The Dufferin Mall and Dufferin Grove Park area – in addition to being one of many a race track in Toronto – also served as a stadium for events like circuses and wild west shows like the Young Buffalo wild west shows that featured performers such as Annie Oakley, “peerless rifle and wing shot of the world.” Just imagine: Annie Oakley, the animals and performers of the circus marching along Bloor and Brock from the old TTC barns on Lansdowne down to the track on Dufferin.

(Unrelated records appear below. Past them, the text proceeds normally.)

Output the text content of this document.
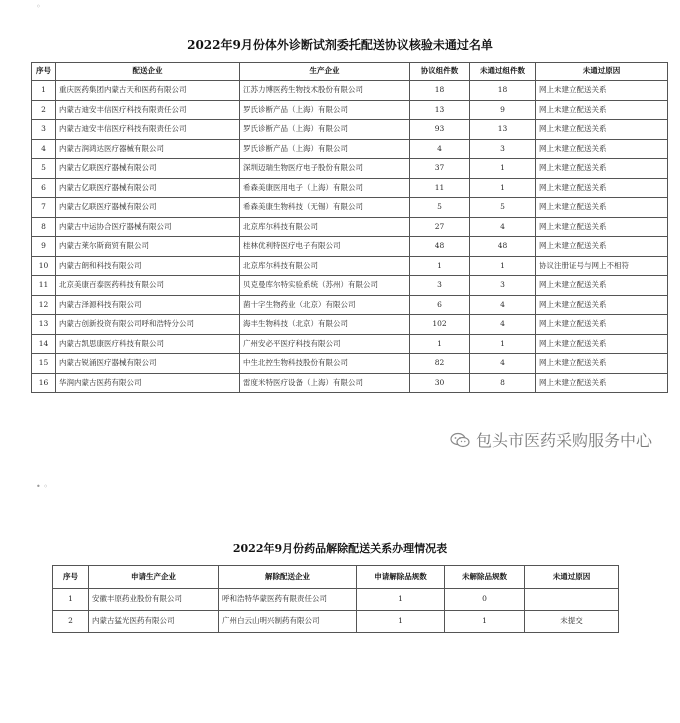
◦
• ◦
2022年9月份体外诊断试剂委托配送协议核验未通过名单
序号	配送企业	生产企业	协议组件数	未通过组件数	未通过原因
1	重庆医药集团内蒙古天和医药有限公司	江苏力博医药生物技术股份有限公司	18	18	网上未建立配送关系
2	内蒙古迪安丰信医疗科技有限责任公司	罗氏诊断产品（上海）有限公司	13	9	网上未建立配送关系
3	内蒙古迪安丰信医疗科技有限责任公司	罗氏诊断产品（上海）有限公司	93	13	网上未建立配送关系
4	内蒙古润鸿达医疗器械有限公司	罗氏诊断产品（上海）有限公司	4	3	网上未建立配送关系
5	内蒙古亿联医疗器械有限公司	深圳迈瑞生物医疗电子股份有限公司	37	1	网上未建立配送关系
6	内蒙古亿联医疗器械有限公司	希森美康医用电子（上海）有限公司	11	1	网上未建立配送关系
7	内蒙古亿联医疗器械有限公司	希森美康生物科技（无锡）有限公司	5	5	网上未建立配送关系
8	内蒙古中运协合医疗器械有限公司	北京库尔科技有限公司	27	4	网上未建立配送关系
9	内蒙古莱尔斯商贸有限公司	桂林优利特医疗电子有限公司	48	48	网上未建立配送关系
10	内蒙古朗和科技有限公司	北京库尔科技有限公司	1	1	协议注册证号与网上不相符
11	北京美康百泰医药科技有限公司	贝克曼库尔特实验系统（苏州）有限公司	3	3	网上未建立配送关系
12	内蒙古泽源科技有限公司	菌十字生物药业（北京）有限公司	6	4	网上未建立配送关系
13	内蒙古创新投资有限公司呼和浩特分公司	海丰生物科技（北京）有限公司	102	4	网上未建立配送关系
14	内蒙古凯思康医疗科技有限公司	广州安必平医疗科技有限公司	1	1	网上未建立配送关系
15	内蒙古锐涌医疗器械有限公司	中生北控生物科技股份有限公司	82	4	网上未建立配送关系
16	华润内蒙古医药有限公司	雷度米特医疗设备（上海）有限公司	30	8	网上未建立配送关系
包头市医药采购服务中心
2022年9月份药品解除配送关系办理情况表
序号	申请生产企业	解除配送企业	申请解除品规数	未解除品规数	未通过原因
1	安徽丰原药业股份有限公司	呼和浩特华蒙医药有限责任公司	1	0	
2	内蒙古猛光医药有限公司	广州白云山明兴制药有限公司	1	1	未提交
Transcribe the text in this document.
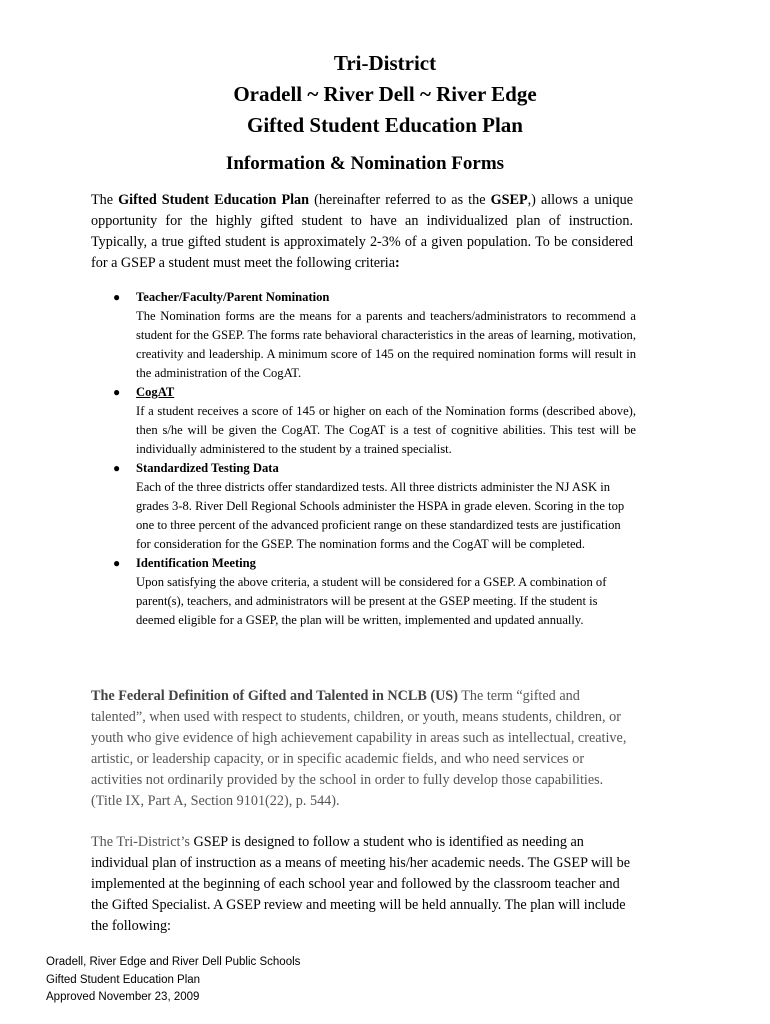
Tri-District
Oradell ~ River Dell ~ River Edge
Gifted Student Education Plan
Information & Nomination Forms

The Gifted Student Education Plan (hereinafter referred to as the GSEP,) allows a unique opportunity for the highly gifted student to have an individualized plan of instruction. Typically, a true gifted student is approximately 2-3% of a given population. To be considered for a GSEP a student must meet the following criteria:

● Teacher/Faculty/Parent Nomination
The Nomination forms are the means for a parents and teachers/administrators to recommend a student for the GSEP. The forms rate behavioral characteristics in the areas of learning, motivation, creativity and leadership. A minimum score of 145 on the required nomination forms will result in the administration of the CogAT.
● CogAT
If a student receives a score of 145 or higher on each of the Nomination forms (described above), then s/he will be given the CogAT. The CogAT is a test of cognitive abilities. This test will be individually administered to the student by a trained specialist.
● Standardized Testing Data
Each of the three districts offer standardized tests. All three districts administer the NJ ASK in grades 3-8. River Dell Regional Schools administer the HSPA in grade eleven. Scoring in the top one to three percent of the advanced proficient range on these standardized tests are justification for consideration for the GSEP. The nomination forms and the CogAT will be completed.
● Identification Meeting
Upon satisfying the above criteria, a student will be considered for a GSEP. A combination of parent(s), teachers, and administrators will be present at the GSEP meeting. If the student is deemed eligible for a GSEP, the plan will be written, implemented and updated annually.

The Federal Definition of Gifted and Talented in NCLB (US) The term “gifted and talented”, when used with respect to students, children, or youth, means students, children, or youth who give evidence of high achievement capability in areas such as intellectual, creative, artistic, or leadership capacity, or in specific academic fields, and who need services or activities not ordinarily provided by the school in order to fully develop those capabilities.(Title IX, Part A, Section 9101(22), p. 544).

The Tri-District’s GSEP is designed to follow a student who is identified as needing an individual plan of instruction as a means of meeting his/her academic needs. The GSEP will be implemented at the beginning of each school year and followed by the classroom teacher and the Gifted Specialist. A GSEP review and meeting will be held annually. The plan will include the following:

Oradell, River Edge and River Dell Public Schools
Gifted Student Education Plan
Approved November 23, 2009
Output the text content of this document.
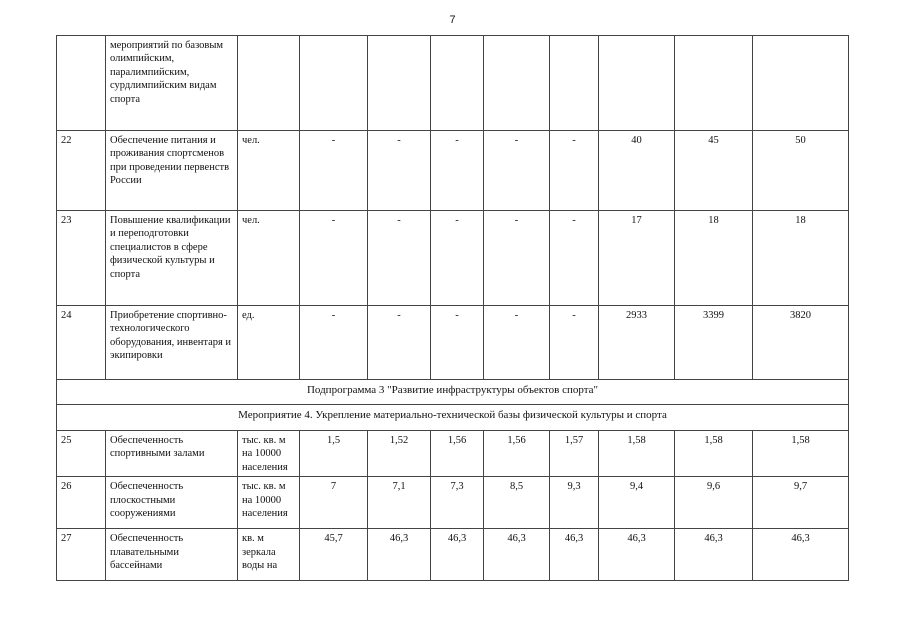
7
	мероприятий по базовым олимпийским, паралимпийским, сурдлимпийским видам спорта									
22	Обеспечение питания и проживания спортсменов при проведении первенств России	чел.	-	-	-	-	-	40	45	50
23	Повышение квалификации и переподготовки специалистов в сфере физической культуры и спорта	чел.	-	-	-	-	-	17	18	18
24	Приобретение спортивно-технологического оборудования, инвентаря и экипировки	ед.	-	-	-	-	-	2933	3399	3820
Подпрограмма 3 "Развитие инфраструктуры объектов спорта"										
Мероприятие 4. Укрепление материально-технической базы физической культуры и спорта										
25	Обеспеченность спортивными залами	тыс. кв. м на 10000 населения	1,5	1,52	1,56	1,56	1,57	1,58	1,58	1,58
26	Обеспеченность плоскостными сооружениями	тыс. кв. м на 10000 населения	7	7,1	7,3	8,5	9,3	9,4	9,6	9,7
27	Обеспеченность плавательными бассейнами	кв. м зеркала воды на	45,7	46,3	46,3	46,3	46,3	46,3	46,3	46,3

North of College, and west of Dufferin is the former village of Brockton and on the east is the Dufferin Grove neighbourhood, named after the park on the east side of Dufferin. From Bloor Street to Davenport, Dufferin is lined with homes built from the 1920s to post-World War II. The Galleria Mall is located on the west side of Dufferin and on the south side of Dupont Street, and for most in the area, it serves as a reminder of local business struggling against a lack of consistent anchor stores. After Zellers was replaced by… nothing,. The only things holding this building together are the Fresh Co, LCBO, and Dollar store.

The neighbourhood west of Dufferin in this area is known as Wallace Emerson, while on the east it is known as Dovercourt Park (which recently launched a Community Association). North of Davenport, Dufferin ascends the former Lake Iroquois shoreline escarpment.